Bilim İnsanları Ve Dil
Noam Chomsky, B.F. Skinner gibi pek çok bilim insanı dilin ortaya çıkması konusunda araştırma yapmış ve değişik görüşler ortaya koymuşlardır. Şekil ve figürler göz önüne alınarak, iletişimin ses yoluyla da paylaşılabildiğini kanıtlamaya çalışmaktadırlar. Chomsky dil bilgisi kurallarının doğuştan insanlarda var olduğunu, Skinner ise Darwin teorisine benzer bir teori ile evrimin bir sonucu olarak ortaya çıktığını ve davranışsal ilkelere bağlı olduğunu ileri sürmüşlerdir. Dilin kökeni konusunda fikir birliğine ulaşılması pek mümkün görünmemektedir. Tüm araştırmalar; zamanla işaretlerle, nesneler arasında bağlantı kurulduğuna ve böylece ortak yaşam sonucu geleneksel anlamlar kazanmaya başladığına işaret etmektedir. Bu araştırmalar pek çok bilimden yararlanılarak yapılmaktadır; Dil bilimi, arkeoloji, biyoloji, psikoloji ile yakından ilişkilidir ve bu bilimlerden ayrı ele alınması mümkün değildir.
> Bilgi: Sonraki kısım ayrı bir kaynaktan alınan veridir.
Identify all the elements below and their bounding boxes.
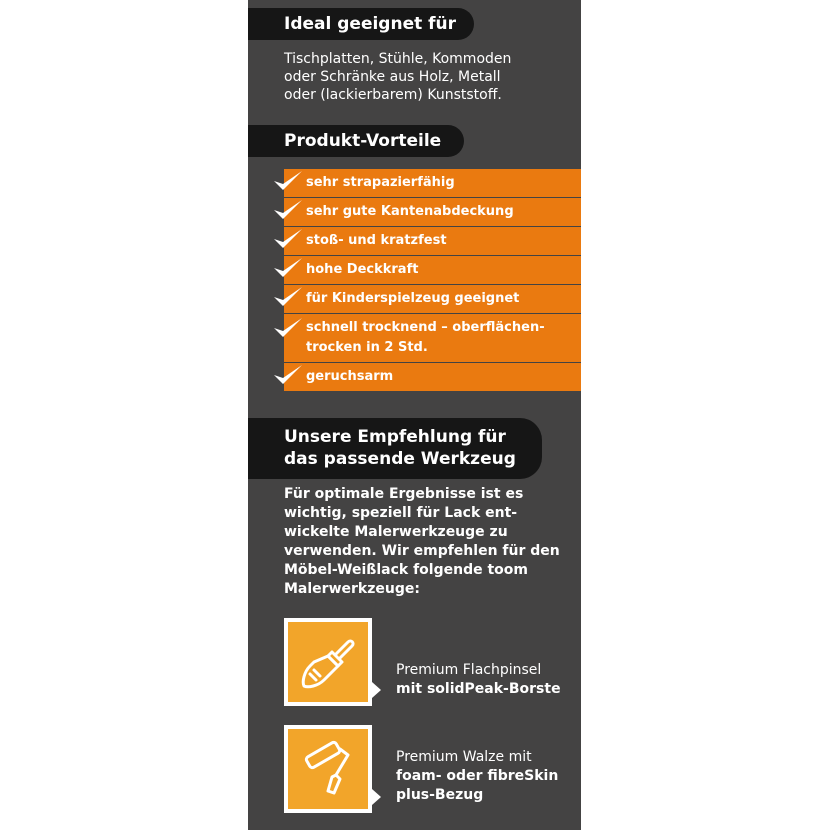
recommendation-line: verwenden. Wir empfehlen für den <box>284 543 560 559</box>
paintbrush-icon <box>296 630 360 694</box>
paint-roller-icon <box>296 737 360 801</box>
tool-feature: plus-Bezug <box>396 787 484 803</box>
recommendation-line: Möbel-Weißlack folgende toom <box>284 562 528 578</box>
recommendation-line: wichtig, speziell für Lack ent- <box>284 505 518 521</box>
recommendation-line: wickelte Malerwerkzeuge zu <box>284 524 508 540</box>
benefit-label: hohe Deckkraft <box>306 262 419 277</box>
tool-feature: mit solidPeak-Borste <box>396 681 561 697</box>
benefit-label: sehr strapazierfähig <box>306 175 455 190</box>
benefit-label: geruchsarm <box>306 369 394 384</box>
benefit-label: für Kinderspielzeug geeignet <box>306 291 520 306</box>
benefit-item <box>284 363 581 391</box>
checkmark-icon <box>272 316 304 340</box>
recommendation-text <box>284 485 574 599</box>
benefit-label: trocken in 2 Std. <box>306 340 428 355</box>
checkmark-icon <box>272 256 304 280</box>
tool-name: Premium Walze mit <box>396 749 532 765</box>
section-heading-benefits: Produkt-Vorteile <box>248 125 464 157</box>
suitable-for-line: Tischplatten, Stühle, Kommoden <box>284 51 512 67</box>
product-info-panel <box>248 0 581 830</box>
suitable-for-text <box>284 50 574 104</box>
suitable-for-line: oder (lackierbarem) Kunststoff. <box>284 87 502 103</box>
paint-roller-tile <box>284 725 372 813</box>
paint-roller-label <box>396 748 576 805</box>
section-heading-tool-recommendation <box>248 418 542 479</box>
tool-name: Premium Flachpinsel <box>396 662 542 678</box>
recommendation-line: Für optimale Ergebnisse ist es <box>284 486 524 502</box>
benefit-label: schnell trocknend – oberflächen- <box>306 320 545 335</box>
benefit-item <box>284 285 581 313</box>
pointer-arrow-icon <box>372 789 381 805</box>
benefit-item <box>284 256 581 284</box>
heading-line: Unsere Empfehlung für <box>284 427 506 447</box>
benefit-item <box>284 227 581 255</box>
benefit-item <box>284 198 581 226</box>
benefit-label: stoß- und kratzfest <box>306 233 447 248</box>
benefit-item <box>284 169 581 197</box>
recommendation-line: Malerwerkzeuge: <box>284 581 420 597</box>
tool-feature: foam- oder fibreSkin <box>396 768 559 784</box>
heading-line: das passende Werkzeug <box>284 449 516 469</box>
benefit-item <box>284 314 581 362</box>
checkmark-icon <box>272 198 304 222</box>
suitable-for-line: oder Schränke aus Holz, Metall <box>284 69 501 85</box>
checkmark-icon <box>272 363 304 387</box>
checkmark-icon <box>272 227 304 251</box>
benefit-label: sehr gute Kantenabdeckung <box>306 204 514 219</box>
paintbrush-label <box>396 661 576 699</box>
paintbrush-tile <box>284 618 372 706</box>
checkmark-icon <box>272 169 304 193</box>
checkmark-icon <box>272 285 304 309</box>
section-heading-suitable-for: Ideal geeignet für <box>248 8 474 40</box>
pointer-arrow-icon <box>372 682 381 698</box>
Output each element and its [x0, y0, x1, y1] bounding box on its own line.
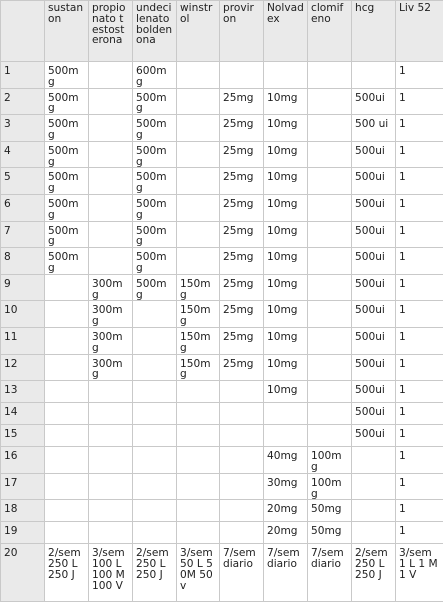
row-index-cell: 4: [1, 141, 45, 168]
table-cell: [45, 425, 89, 447]
table-cell: [133, 473, 177, 500]
column-header: propionato testosterona: [89, 1, 133, 62]
table-cell: 500ui: [352, 327, 396, 354]
table-cell: 25mg: [220, 327, 264, 354]
row-index-cell: 18: [1, 500, 45, 522]
table-cell: [308, 194, 352, 221]
column-header: Liv 52: [396, 1, 443, 62]
table-cell: 500mg: [45, 248, 89, 275]
table-cell: 25mg: [220, 274, 264, 301]
row-index-cell: 5: [1, 168, 45, 195]
table-cell: [89, 194, 133, 221]
table-row: [1, 62, 443, 89]
table-cell: 500mg: [45, 194, 89, 221]
table-cell: 3/sem 100 L 100 M 100 V: [89, 544, 133, 602]
table-cell: [177, 381, 220, 403]
table-cell: [45, 354, 89, 381]
table-cell: [89, 248, 133, 275]
table-cell: 7/sem diario: [308, 544, 352, 602]
table-cell: [89, 381, 133, 403]
table-cell: [45, 500, 89, 522]
table-cell: [308, 381, 352, 403]
table-cell: [177, 141, 220, 168]
table-row: [1, 248, 443, 275]
table-cell: [308, 221, 352, 248]
table-cell: [177, 62, 220, 89]
table-cell: [177, 115, 220, 142]
table-cell: 10mg: [264, 168, 308, 195]
table-cell: [133, 447, 177, 474]
table-cell: 500ui: [352, 425, 396, 447]
table-cell: 2/sem 250 L 250 J: [45, 544, 89, 602]
table-cell: 50mg: [308, 500, 352, 522]
table-cell: 25mg: [220, 301, 264, 328]
column-header: winstrol: [177, 1, 220, 62]
table-cell: 1: [396, 522, 443, 544]
table-cell: 40mg: [264, 447, 308, 474]
header-row: [1, 1, 443, 62]
table-cell: [177, 403, 220, 425]
table-cell: 10mg: [264, 194, 308, 221]
table-cell: 1: [396, 115, 443, 142]
table-cell: 150mg: [177, 327, 220, 354]
table-cell: [220, 473, 264, 500]
table-cell: [308, 327, 352, 354]
table-cell: [308, 88, 352, 115]
table-cell: [308, 248, 352, 275]
table-cell: [89, 141, 133, 168]
table-cell: 300mg: [89, 301, 133, 328]
table-cell: [45, 381, 89, 403]
table-cell: 500mg: [133, 141, 177, 168]
table-cell: 600mg: [133, 62, 177, 89]
table-cell: 25mg: [220, 88, 264, 115]
table-cell: [308, 168, 352, 195]
table-cell: [177, 447, 220, 474]
row-index-cell: 6: [1, 194, 45, 221]
table-cell: [352, 447, 396, 474]
table-cell: 500ui: [352, 221, 396, 248]
table-row: [1, 141, 443, 168]
table-cell: 1: [396, 403, 443, 425]
table-cell: [220, 62, 264, 89]
table-cell: 500mg: [45, 115, 89, 142]
table-cell: 1: [396, 354, 443, 381]
table-cell: [352, 522, 396, 544]
table-cell: 20mg: [264, 500, 308, 522]
table-cell: 500mg: [133, 194, 177, 221]
table-cell: [45, 274, 89, 301]
table-cell: 10mg: [264, 221, 308, 248]
table-cell: [89, 473, 133, 500]
column-header: undecilenato boldenona: [133, 1, 177, 62]
row-index-cell: 20: [1, 544, 45, 602]
table-cell: 500mg: [45, 168, 89, 195]
table-cell: [352, 62, 396, 89]
table-cell: [220, 522, 264, 544]
table-row: [1, 115, 443, 142]
table-cell: 10mg: [264, 88, 308, 115]
table-row: [1, 544, 443, 602]
table-cell: 1: [396, 500, 443, 522]
table-cell: 10mg: [264, 248, 308, 275]
table-cell: [45, 327, 89, 354]
table-cell: 25mg: [220, 354, 264, 381]
table-cell: 3/sem 50 L 50M 50v: [177, 544, 220, 602]
table-cell: 500mg: [45, 221, 89, 248]
table-cell: 500mg: [133, 221, 177, 248]
table-cell: 30mg: [264, 473, 308, 500]
table-cell: [220, 381, 264, 403]
table-row: [1, 522, 443, 544]
table-cell: 150mg: [177, 301, 220, 328]
table-cell: 2/sem 250 L 250 J: [352, 544, 396, 602]
table-cell: 7/sem diario: [220, 544, 264, 602]
table-cell: [264, 425, 308, 447]
table-cell: 1: [396, 221, 443, 248]
table-cell: [89, 403, 133, 425]
table-cell: 3/sem 1 L 1 M 1 V: [396, 544, 443, 602]
table-cell: 1: [396, 62, 443, 89]
table-cell: 500ui: [352, 381, 396, 403]
table-row: [1, 354, 443, 381]
table-cell: [308, 274, 352, 301]
table-cell: 1: [396, 88, 443, 115]
row-index-cell: 8: [1, 248, 45, 275]
table-cell: [89, 168, 133, 195]
table-cell: [177, 168, 220, 195]
row-index-cell: 17: [1, 473, 45, 500]
table-cell: [220, 447, 264, 474]
table-cell: 1: [396, 301, 443, 328]
table-cell: 500mg: [45, 62, 89, 89]
table-cell: [89, 88, 133, 115]
table-cell: 500ui: [352, 274, 396, 301]
table-cell: [133, 522, 177, 544]
table-cell: [89, 522, 133, 544]
table-cell: [89, 425, 133, 447]
table-cell: [308, 354, 352, 381]
table-cell: 25mg: [220, 141, 264, 168]
table-cell: 10mg: [264, 274, 308, 301]
table-cell: 1: [396, 168, 443, 195]
row-index-cell: 14: [1, 403, 45, 425]
table-cell: 500mg: [133, 88, 177, 115]
table-cell: [220, 403, 264, 425]
table-row: [1, 500, 443, 522]
table-cell: 100mg: [308, 473, 352, 500]
table-cell: [133, 381, 177, 403]
row-index-cell: 11: [1, 327, 45, 354]
table-cell: 500ui: [352, 88, 396, 115]
table-cell: 25mg: [220, 221, 264, 248]
table-cell: [352, 500, 396, 522]
table-cell: [133, 425, 177, 447]
table-cell: 1: [396, 381, 443, 403]
table-cell: [177, 425, 220, 447]
table-cell: 100mg: [308, 447, 352, 474]
table-cell: 500ui: [352, 248, 396, 275]
table-cell: [308, 115, 352, 142]
table-cell: 500ui: [352, 141, 396, 168]
column-header: hcg: [352, 1, 396, 62]
table-body: [1, 1, 443, 602]
table-cell: 300mg: [89, 274, 133, 301]
table-cell: [177, 221, 220, 248]
table-row: [1, 88, 443, 115]
table-cell: [177, 473, 220, 500]
table-cell: [89, 115, 133, 142]
table-cell: 10mg: [264, 301, 308, 328]
row-index-cell: 12: [1, 354, 45, 381]
table-cell: [177, 194, 220, 221]
table-cell: [308, 403, 352, 425]
table-cell: 500ui: [352, 168, 396, 195]
table-row: [1, 381, 443, 403]
table-cell: 500mg: [45, 88, 89, 115]
table-cell: 50mg: [308, 522, 352, 544]
table-cell: 20mg: [264, 522, 308, 544]
table-cell: 10mg: [264, 381, 308, 403]
table-cell: [45, 447, 89, 474]
table-cell: 1: [396, 141, 443, 168]
table-cell: [45, 403, 89, 425]
table-cell: [177, 500, 220, 522]
row-index-cell: 7: [1, 221, 45, 248]
table-cell: 500mg: [133, 248, 177, 275]
table-cell: [45, 522, 89, 544]
table-cell: [89, 221, 133, 248]
table-cell: 1: [396, 473, 443, 500]
column-header: Nolvadex: [264, 1, 308, 62]
table-cell: [308, 62, 352, 89]
table-cell: 7/sem diario: [264, 544, 308, 602]
table-cell: [264, 403, 308, 425]
table-cell: 500ui: [352, 403, 396, 425]
table-cell: [352, 473, 396, 500]
column-header: clomifeno: [308, 1, 352, 62]
table-row: [1, 425, 443, 447]
row-index-cell: 1: [1, 62, 45, 89]
table-cell: 10mg: [264, 327, 308, 354]
table-cell: 10mg: [264, 354, 308, 381]
table-row: [1, 301, 443, 328]
table-cell: [133, 327, 177, 354]
table-cell: 1: [396, 194, 443, 221]
table-cell: 1: [396, 425, 443, 447]
table-row: [1, 327, 443, 354]
table-row: [1, 403, 443, 425]
table-cell: 500mg: [45, 141, 89, 168]
row-index-cell: 2: [1, 88, 45, 115]
table-cell: [133, 301, 177, 328]
table-cell: 500ui: [352, 301, 396, 328]
table-cell: [133, 403, 177, 425]
table-cell: 25mg: [220, 248, 264, 275]
table-cell: 1: [396, 447, 443, 474]
table-cell: [45, 301, 89, 328]
table-cell: 300mg: [89, 354, 133, 381]
table-cell: [220, 500, 264, 522]
row-index-cell: 19: [1, 522, 45, 544]
row-index-cell: 3: [1, 115, 45, 142]
table-cell: 25mg: [220, 194, 264, 221]
table-cell: 1: [396, 248, 443, 275]
table-cell: 500mg: [133, 274, 177, 301]
table-cell: 500ui: [352, 354, 396, 381]
table-row: [1, 274, 443, 301]
row-index-cell: 10: [1, 301, 45, 328]
table-cell: [45, 473, 89, 500]
table-cell: 1: [396, 274, 443, 301]
table-cell: 10mg: [264, 141, 308, 168]
table-cell: 500mg: [133, 115, 177, 142]
corner-header: [1, 1, 45, 62]
table-cell: [133, 354, 177, 381]
table-row: [1, 168, 443, 195]
table-cell: [177, 88, 220, 115]
table-cell: [308, 425, 352, 447]
column-header: sustanon: [45, 1, 89, 62]
table-cell: 25mg: [220, 168, 264, 195]
table-cell: 150mg: [177, 274, 220, 301]
table-row: [1, 473, 443, 500]
table-cell: 300mg: [89, 327, 133, 354]
row-index-cell: 16: [1, 447, 45, 474]
table-cell: [89, 62, 133, 89]
table-cell: [89, 500, 133, 522]
table-cell: 10mg: [264, 115, 308, 142]
row-index-cell: 15: [1, 425, 45, 447]
table-cell: [89, 447, 133, 474]
table-cell: 500ui: [352, 194, 396, 221]
table-cell: [177, 522, 220, 544]
row-index-cell: 9: [1, 274, 45, 301]
table-cell: [177, 248, 220, 275]
table-cell: [220, 425, 264, 447]
table-cell: 1: [396, 327, 443, 354]
table-row: [1, 221, 443, 248]
table-cell: [133, 500, 177, 522]
table-row: [1, 447, 443, 474]
row-index-cell: 13: [1, 381, 45, 403]
table-cell: 2/sem 250 L 250 J: [133, 544, 177, 602]
table-row: [1, 194, 443, 221]
table-cell: [308, 301, 352, 328]
column-header: proviron: [220, 1, 264, 62]
table-cell: 500 ui: [352, 115, 396, 142]
table-cell: [308, 141, 352, 168]
table-cell: [264, 62, 308, 89]
table-cell: 150mg: [177, 354, 220, 381]
table-cell: 25mg: [220, 115, 264, 142]
table-cell: 500mg: [133, 168, 177, 195]
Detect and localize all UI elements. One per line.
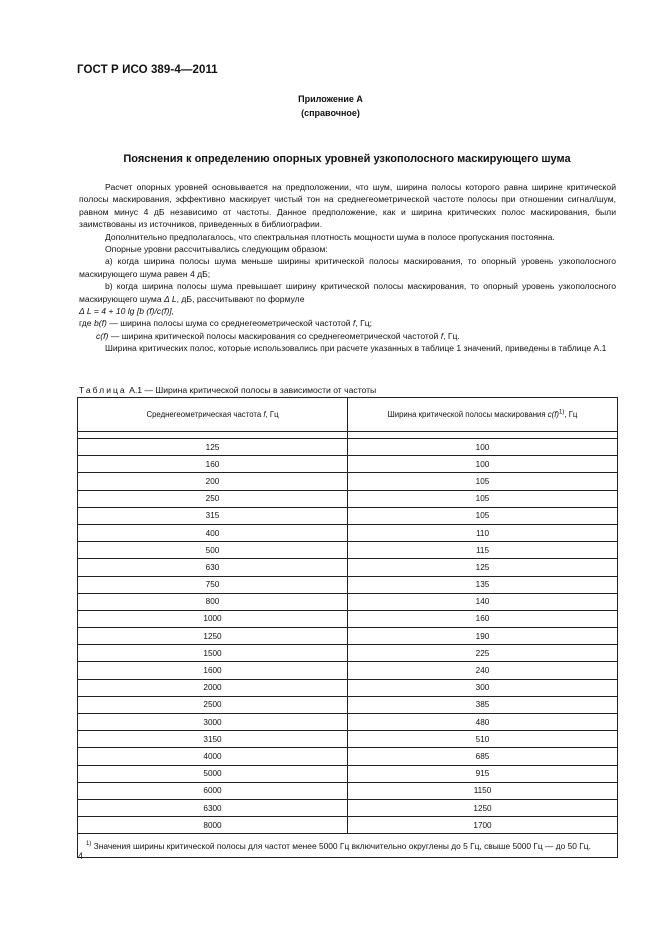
where-b-symbol: b(f) xyxy=(93,318,107,329)
table-row xyxy=(78,628,618,645)
where-c-end: , Гц. xyxy=(443,330,460,341)
where-c xyxy=(79,330,616,342)
table-row xyxy=(78,610,618,627)
bandwidth-cell: 1150 xyxy=(348,782,618,799)
bandwidth-cell: 915 xyxy=(348,765,618,782)
bandwidth-cell: 1250 xyxy=(348,799,618,816)
where-b-f: f xyxy=(352,318,356,329)
critical-bandwidth-table xyxy=(77,397,618,858)
bandwidth-cell: 240 xyxy=(348,662,618,679)
bandwidth-cell: 190 xyxy=(348,628,618,645)
frequency-cell: 500 xyxy=(78,542,348,559)
frequency-cell: 2000 xyxy=(78,679,348,696)
frequency-cell: 200 xyxy=(78,473,348,490)
frequency-cell: 8000 xyxy=(78,817,348,834)
table-row xyxy=(78,696,618,713)
list-item-b-text-end: , дБ, рассчитывают по формуле xyxy=(176,293,305,304)
formula-text: Δ L = 4 + 10 lg [b (f)/c(f)], xyxy=(79,306,175,317)
frequency-cell: 6300 xyxy=(78,799,348,816)
frequency-cell: 1000 xyxy=(78,610,348,627)
frequency-cell: 1600 xyxy=(78,662,348,679)
table-row xyxy=(78,817,618,834)
table-row xyxy=(78,559,618,576)
bandwidth-cell: 125 xyxy=(348,559,618,576)
bandwidth-cell: 100 xyxy=(348,439,618,456)
bandwidth-cell: 140 xyxy=(348,593,618,610)
delta-l-symbol: Δ L xyxy=(164,293,177,304)
bandwidth-cell: 385 xyxy=(348,696,618,713)
bandwidth-cell: 160 xyxy=(348,610,618,627)
table-row xyxy=(78,524,618,541)
paragraph-3: Опорные уровни рассчитывались следующим образом: xyxy=(105,244,328,255)
table-body xyxy=(78,432,618,834)
frequency-cell: 4000 xyxy=(78,748,348,765)
paragraph-4: Ширина критических полос, которые использовались при расчете указанных в таблице 1 значений, приведены в таблице А.1 xyxy=(105,343,607,354)
frequency-cell: 1250 xyxy=(78,628,348,645)
bandwidth-cell: 225 xyxy=(348,645,618,662)
bandwidth-cell: 105 xyxy=(348,507,618,524)
bandwidth-cell: 1700 xyxy=(348,817,618,834)
list-item-a: a) когда ширина полосы шума меньше ширины критической полосы маскирования, то опорный уровень узкополосного маскирующего шума равен 4 дБ; xyxy=(79,256,616,279)
bandwidth-cell: 105 xyxy=(348,490,618,507)
table-caption-text: А.1 — Ширина критической полосы в зависимости от частоты xyxy=(126,385,377,395)
table-footnote xyxy=(78,834,618,858)
footnote-mark: 1) xyxy=(86,841,92,848)
table-row xyxy=(78,490,618,507)
frequency-cell: 3150 xyxy=(78,731,348,748)
formula xyxy=(79,305,616,317)
footnote-text: Значения ширины критической полосы для частот менее 5000 Гц включительно округлены до 5 Гц, свыше 5000 Гц — до 50 Гц. xyxy=(91,841,591,852)
frequency-cell: 630 xyxy=(78,559,348,576)
frequency-cell: 5000 xyxy=(78,765,348,782)
table-row xyxy=(78,593,618,610)
column-header-frequency: Среднегеометрическая частота f, Гц xyxy=(78,398,348,432)
where-c-text: — ширина критической полосы маскирования со среднегеометрической частотой xyxy=(108,330,441,341)
document-id: ГОСТ Р ИСО 389-4—2011 xyxy=(77,64,218,76)
annex-title: Приложение А xyxy=(298,94,363,104)
frequency-cell: 2500 xyxy=(78,696,348,713)
table-row xyxy=(78,473,618,490)
table-row xyxy=(78,731,618,748)
frequency-cell: 400 xyxy=(78,524,348,541)
column-header-bandwidth: Ширина критической полосы маскирования $c(f)^{1)}$, Гц xyxy=(348,398,618,432)
annex-status: (справочное) xyxy=(301,108,360,118)
bandwidth-cell: 115 xyxy=(348,542,618,559)
where-b-end: , Гц; xyxy=(355,318,373,329)
table-row xyxy=(78,507,618,524)
bandwidth-cell: 480 xyxy=(348,714,618,731)
table-row xyxy=(78,542,618,559)
frequency-cell: 125 xyxy=(78,439,348,456)
where-b-pre: где xyxy=(79,318,94,329)
bandwidth-cell: 110 xyxy=(348,524,618,541)
bandwidth-cell: 685 xyxy=(348,748,618,765)
paragraph-2: Дополнительно предполагалось, что спектральная плотность мощности шума в полосе пропускания постоянна. xyxy=(105,231,555,242)
section-title: Пояснения к определению опорных уровней узкополосного маскирующего шума xyxy=(123,153,571,165)
body-text xyxy=(79,181,616,355)
frequency-cell: 315 xyxy=(78,507,348,524)
frequency-cell: 6000 xyxy=(78,782,348,799)
table-row xyxy=(78,714,618,731)
table-row xyxy=(78,645,618,662)
bandwidth-cell: 100 xyxy=(348,456,618,473)
frequency-cell: 750 xyxy=(78,576,348,593)
where-c-symbol: c(f) xyxy=(96,330,109,341)
table-caption-prefix: Таблица xyxy=(79,385,127,395)
bandwidth-cell: 510 xyxy=(348,731,618,748)
where-b xyxy=(79,317,616,329)
frequency-cell: 250 xyxy=(78,490,348,507)
table-row xyxy=(78,748,618,765)
list-item-b-text: b) когда ширина полосы шума превышает ширину критической полосы маскирования, то опорный уровень узкополосного маскирующего шума xyxy=(79,281,616,304)
table-row xyxy=(78,662,618,679)
where-c-f: f xyxy=(440,330,444,341)
bandwidth-cell: 105 xyxy=(348,473,618,490)
table-caption xyxy=(79,385,376,395)
table-row xyxy=(78,456,618,473)
table-row xyxy=(78,576,618,593)
frequency-cell: 800 xyxy=(78,593,348,610)
table-row xyxy=(78,765,618,782)
frequency-cell: 160 xyxy=(78,456,348,473)
paragraph-1: Расчет опорных уровней основывается на предположении, что шум, ширина полосы которого равна ширине критической полосы маскирования, эффективно маскирует чистый тон на среднегеометрической частоте полосы при отношении сигнал/шум, равном минус 4 дБ независимо от частоты. Данное предположение, как и ширина критических полос маскирования, были заимствованы из источников, приведенных в библиографии. xyxy=(79,182,616,230)
table-row xyxy=(78,439,618,456)
table-row xyxy=(78,782,618,799)
bandwidth-cell: 300 xyxy=(348,679,618,696)
where-b-text: — ширина полосы шума со среднегеометрической частотой xyxy=(106,318,353,329)
bandwidth-cell: 135 xyxy=(348,576,618,593)
frequency-cell: 3000 xyxy=(78,714,348,731)
frequency-cell: 1500 xyxy=(78,645,348,662)
page-number: 4 xyxy=(78,851,84,861)
table-row xyxy=(78,679,618,696)
list-item-b xyxy=(79,280,616,305)
table-row xyxy=(78,799,618,816)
İlk dil nasıl oluştu? sorusu ile ilgili Manuel Bohn, Gregor Kachel ve Michael Tomasello da pek çok çalışma yapmışlardır. Bu çalışmalar iletişimin yalnızca kelimelerden ibaret olmadığını, mesajların pek çok şekilde iletilmesi için yöntemlerin geliştirildiğini göstermiştir. Dünyada 7000 üzerinde konuşulan dil olduğunu varsayarsak, zamanla geliştiği ve bir arada yaşamanın getirdiği alışkanlıkların, taklitlerin uyum sonucu ortak iletişim kanalları yarattığı kaçınılmaz bir gerçek olduğu söylenebilir.